Taylor: We must bounce back against Fiji.
Mark taylor warned his Wales team-mates they could not afford to think further ahead than Friday night's crucial match with Fiji at the Millennium Stadium. The veteran centre, who captained Wales during their summer demolition of the United States of America and Canada, spoke out in the aftermath of the record home defeat to New Zealand.
And he didn't pull any punches about the paucity of Wales' error-ridden performance against the Tri-Nations kings - or the potential danger of writing off Fiji.
The South Pacific Islanders warmed up for their Welsh mission by scoring six tries in a 39-29 victory over a New Zealand Divisional XV.
'They are a very good side and we can't afford to look beyond that game,' stressed a downcast Taylor.
The 52-times capped back urged his Wales colleagues to 'look at themselves' following the 41-3 beating against a New Zealand side that, compared to their second Test performance against the British Lions and their Tri-Nations campaign, rarely appeared to get out of second gear.
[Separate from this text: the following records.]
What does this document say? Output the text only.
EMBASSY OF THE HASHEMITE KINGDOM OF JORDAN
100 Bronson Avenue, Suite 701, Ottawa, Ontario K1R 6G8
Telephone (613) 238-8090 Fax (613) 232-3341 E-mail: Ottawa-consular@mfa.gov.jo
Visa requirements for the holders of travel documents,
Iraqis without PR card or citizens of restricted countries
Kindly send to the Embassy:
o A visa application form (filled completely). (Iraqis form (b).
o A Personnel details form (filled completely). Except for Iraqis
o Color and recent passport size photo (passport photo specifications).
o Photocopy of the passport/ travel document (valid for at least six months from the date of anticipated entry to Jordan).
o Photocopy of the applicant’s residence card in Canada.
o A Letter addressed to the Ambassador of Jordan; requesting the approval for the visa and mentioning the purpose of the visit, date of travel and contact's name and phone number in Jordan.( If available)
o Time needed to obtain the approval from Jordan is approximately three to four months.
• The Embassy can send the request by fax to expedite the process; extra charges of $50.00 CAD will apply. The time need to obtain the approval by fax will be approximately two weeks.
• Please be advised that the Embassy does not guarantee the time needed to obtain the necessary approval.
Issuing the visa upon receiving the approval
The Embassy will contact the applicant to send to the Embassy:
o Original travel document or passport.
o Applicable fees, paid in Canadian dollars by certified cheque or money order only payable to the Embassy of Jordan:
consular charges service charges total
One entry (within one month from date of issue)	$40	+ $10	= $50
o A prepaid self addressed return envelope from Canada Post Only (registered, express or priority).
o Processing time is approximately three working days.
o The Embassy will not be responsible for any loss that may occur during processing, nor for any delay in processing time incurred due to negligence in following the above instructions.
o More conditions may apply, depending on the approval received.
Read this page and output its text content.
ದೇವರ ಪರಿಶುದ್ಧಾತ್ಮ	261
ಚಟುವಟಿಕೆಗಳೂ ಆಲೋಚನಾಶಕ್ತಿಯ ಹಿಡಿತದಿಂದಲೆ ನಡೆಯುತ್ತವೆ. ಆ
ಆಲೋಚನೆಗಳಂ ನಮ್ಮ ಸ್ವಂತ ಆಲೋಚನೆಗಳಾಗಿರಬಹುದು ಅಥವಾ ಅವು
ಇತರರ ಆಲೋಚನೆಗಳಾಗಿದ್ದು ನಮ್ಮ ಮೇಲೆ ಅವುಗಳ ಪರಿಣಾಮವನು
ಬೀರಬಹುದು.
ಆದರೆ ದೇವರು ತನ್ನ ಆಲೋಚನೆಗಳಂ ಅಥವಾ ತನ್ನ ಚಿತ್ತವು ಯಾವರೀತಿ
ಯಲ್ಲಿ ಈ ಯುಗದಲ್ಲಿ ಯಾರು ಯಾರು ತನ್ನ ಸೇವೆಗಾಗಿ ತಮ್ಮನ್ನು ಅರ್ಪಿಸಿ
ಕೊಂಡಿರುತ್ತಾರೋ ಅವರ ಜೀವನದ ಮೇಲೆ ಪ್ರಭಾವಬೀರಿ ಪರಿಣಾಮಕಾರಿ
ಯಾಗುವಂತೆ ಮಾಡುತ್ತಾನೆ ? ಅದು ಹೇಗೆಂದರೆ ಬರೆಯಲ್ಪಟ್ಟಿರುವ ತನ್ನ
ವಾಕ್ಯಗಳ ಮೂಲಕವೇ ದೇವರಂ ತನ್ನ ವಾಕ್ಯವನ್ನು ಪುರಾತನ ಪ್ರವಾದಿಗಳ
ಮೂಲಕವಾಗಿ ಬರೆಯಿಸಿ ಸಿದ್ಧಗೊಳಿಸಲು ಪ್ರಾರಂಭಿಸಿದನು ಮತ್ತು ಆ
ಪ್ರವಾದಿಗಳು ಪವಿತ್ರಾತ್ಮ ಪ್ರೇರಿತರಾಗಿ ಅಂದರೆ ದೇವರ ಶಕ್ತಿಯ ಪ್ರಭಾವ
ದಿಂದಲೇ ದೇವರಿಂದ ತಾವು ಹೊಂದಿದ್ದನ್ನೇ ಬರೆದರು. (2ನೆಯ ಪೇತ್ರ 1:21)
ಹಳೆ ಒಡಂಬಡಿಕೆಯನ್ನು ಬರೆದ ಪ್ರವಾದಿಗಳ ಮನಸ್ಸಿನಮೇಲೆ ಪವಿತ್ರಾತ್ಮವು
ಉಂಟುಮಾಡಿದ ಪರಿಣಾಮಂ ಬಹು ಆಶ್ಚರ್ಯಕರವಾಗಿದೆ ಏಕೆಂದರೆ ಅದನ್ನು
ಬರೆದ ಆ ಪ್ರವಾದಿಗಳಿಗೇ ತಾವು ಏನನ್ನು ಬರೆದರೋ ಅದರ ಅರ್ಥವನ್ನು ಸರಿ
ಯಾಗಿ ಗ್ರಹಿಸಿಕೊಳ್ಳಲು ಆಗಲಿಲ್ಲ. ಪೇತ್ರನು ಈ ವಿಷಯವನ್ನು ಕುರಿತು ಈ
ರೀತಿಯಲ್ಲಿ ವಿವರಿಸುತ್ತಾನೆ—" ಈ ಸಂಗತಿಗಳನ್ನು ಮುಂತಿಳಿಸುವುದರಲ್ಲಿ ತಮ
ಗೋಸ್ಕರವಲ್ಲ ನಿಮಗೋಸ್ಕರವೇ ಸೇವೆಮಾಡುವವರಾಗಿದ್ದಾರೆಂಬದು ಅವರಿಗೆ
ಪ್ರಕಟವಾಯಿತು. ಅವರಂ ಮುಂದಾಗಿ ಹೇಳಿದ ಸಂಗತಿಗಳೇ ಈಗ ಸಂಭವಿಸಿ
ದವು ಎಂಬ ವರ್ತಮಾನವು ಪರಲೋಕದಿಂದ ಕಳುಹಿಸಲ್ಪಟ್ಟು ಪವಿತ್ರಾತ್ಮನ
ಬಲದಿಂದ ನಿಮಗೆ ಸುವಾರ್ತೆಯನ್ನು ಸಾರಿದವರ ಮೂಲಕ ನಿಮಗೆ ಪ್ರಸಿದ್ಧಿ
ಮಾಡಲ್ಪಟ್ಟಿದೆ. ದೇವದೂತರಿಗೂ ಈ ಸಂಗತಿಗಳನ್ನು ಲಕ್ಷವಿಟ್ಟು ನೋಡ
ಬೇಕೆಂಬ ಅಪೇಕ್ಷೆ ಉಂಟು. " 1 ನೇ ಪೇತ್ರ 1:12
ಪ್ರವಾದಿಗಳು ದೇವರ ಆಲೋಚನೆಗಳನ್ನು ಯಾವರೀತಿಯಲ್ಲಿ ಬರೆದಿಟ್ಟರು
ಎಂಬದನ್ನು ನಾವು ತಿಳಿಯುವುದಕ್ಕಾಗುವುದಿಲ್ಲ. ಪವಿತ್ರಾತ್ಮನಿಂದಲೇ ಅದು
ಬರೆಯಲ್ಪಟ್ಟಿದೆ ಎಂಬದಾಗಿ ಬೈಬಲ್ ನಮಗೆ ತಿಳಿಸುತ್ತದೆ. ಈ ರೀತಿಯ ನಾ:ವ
'There are no excuses - we just got soundly beaten,' Taylor candidly admitted.
'The biggest disappointment was we did not really test them. We lost a bit of ball and we did not get a platform, which meant they had the majority of the ball.
'It's very difficult when you are going backwards. New Zealand have so many great players and, when they start getting a roll on, they are very difficult to stop.'
Taylor was at pains to point out Wales' inadequacies meant they gifted control of the ball to Graham Henry's side.
'Great team as they are, and they have beaten a lot of top sides during the last two seasons, our mistakes early on probably fed New Zealand,' he said.
'We had limited ball and, what we did have, we did not use very well.
'The commitment and desire was there, but we were just a bit off our game. We have just got to fine-tune it for Fiji and the rest of the autumn campaign.'
Taylor declined to blame ring-rustiness - a lack of preparation time because of Heineken Cup matches - or the absence of six Lions.
'The biggest thing we have had in our favour the last few seasons has been the system. Everyone knows the system and the system has worked rather than individuals.'
But he emphasised, 'We need the ball to play. I think we were a bit edgy early on and it was a bit flat in the stadium.
'Once New Zealand's tails were up, they are probably the best side in the world at putting teams away.
'Our next game, against Fiji, is crucial. We've got to get our game working right at training this week.
'Our game-plan is fine. What we have to do is make sure to execute it correctly.'
He insisted it was easy for New Zealand to provide support-runners to their ball-carriers.
'Once you are going forward the whole time it's not hard to get the off-loads in. The momentum builds and people run off the ball-carrier,' he explained.